Just say YES (or whatever)
GNUFOTAINMENT
My attention has just been brought to the fact that film director Sally Potter has been keeping a blog about her new film, YES.
YES stars Joan Allen (who has already won Best Actress at the Seattle International Film Festival) as a woman who has an extra-marital affair with a Muslim Lebanese man (Simon Abkarian). The film is interesting, not just because of its relevant to current events, but also because it's entirely written in iambic pentameter...
In an open letter to Shooting People, the UK film-makers' network of whom she has just become the latest patron, Potter writes:
What is it that is so different about writing a blog, compared to other kinds of writing? It is a kind of improvisation where the search for precision and perfection is less important than raw immediacy, and where the moment is more important than the traces one might leave for posterity. As an experience it is closer to being an improvising musician and performance artist (which is how I spent most of my twenties) than the process of screenwriting with its endless rewrites.
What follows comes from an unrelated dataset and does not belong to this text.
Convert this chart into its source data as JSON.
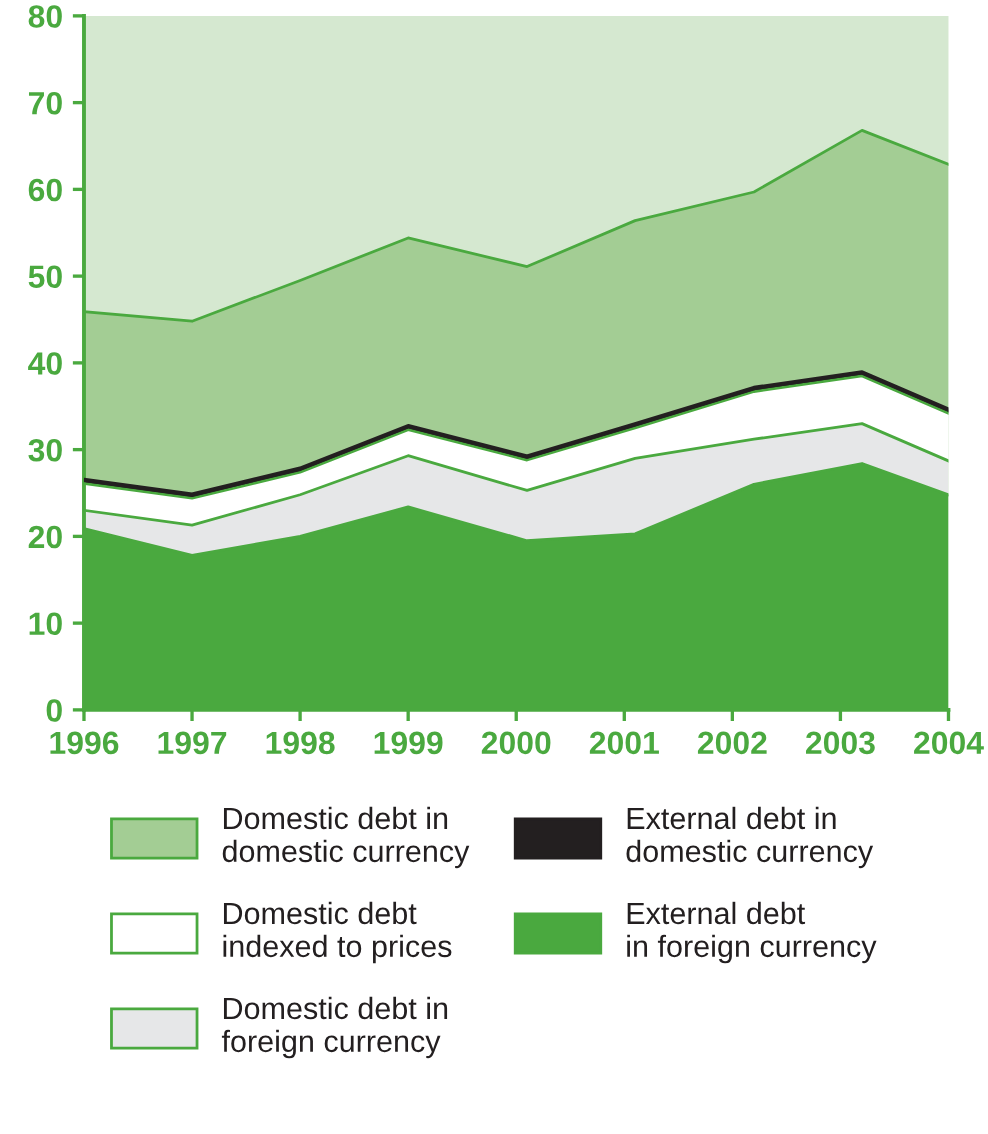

I hadn't thought about it that way, but I see that she's right. I've been aiming always to produce blog posts which could (topicality aside) stand up as enduring writing, but I can understand that there is a more appropriate philosophy. As Judith in Life of Brian shouts: "Something's happening, Reg! Something's actually happening!"
That's what blogging is about, isn't it? Saying that something's happening. Here and now. Real-time comment. It seems very Zen, in a way.
So, fellow bloggers, just say 'YES'. Or whatever you feel like saying at this particular moment.
2 Comments:
NO! I will not write unedited crap.
If this is what a blog is, this "in the moment" crap of the type I write on first draft, then I quit. Even my third draft is pretty sucktacular.
Geez.
Hey, have fun in whichever corner of England you're disappearing to. I'm off to Ireland next week.
I like this European idea of a vacation every other week!
Well, it seemed like the right thing to say at the time...
Perhaps spontaneity should be carefully planned, after all.
Enjoy Ireland, Kathy. I haven't been myself, although I do enjoy reading about it.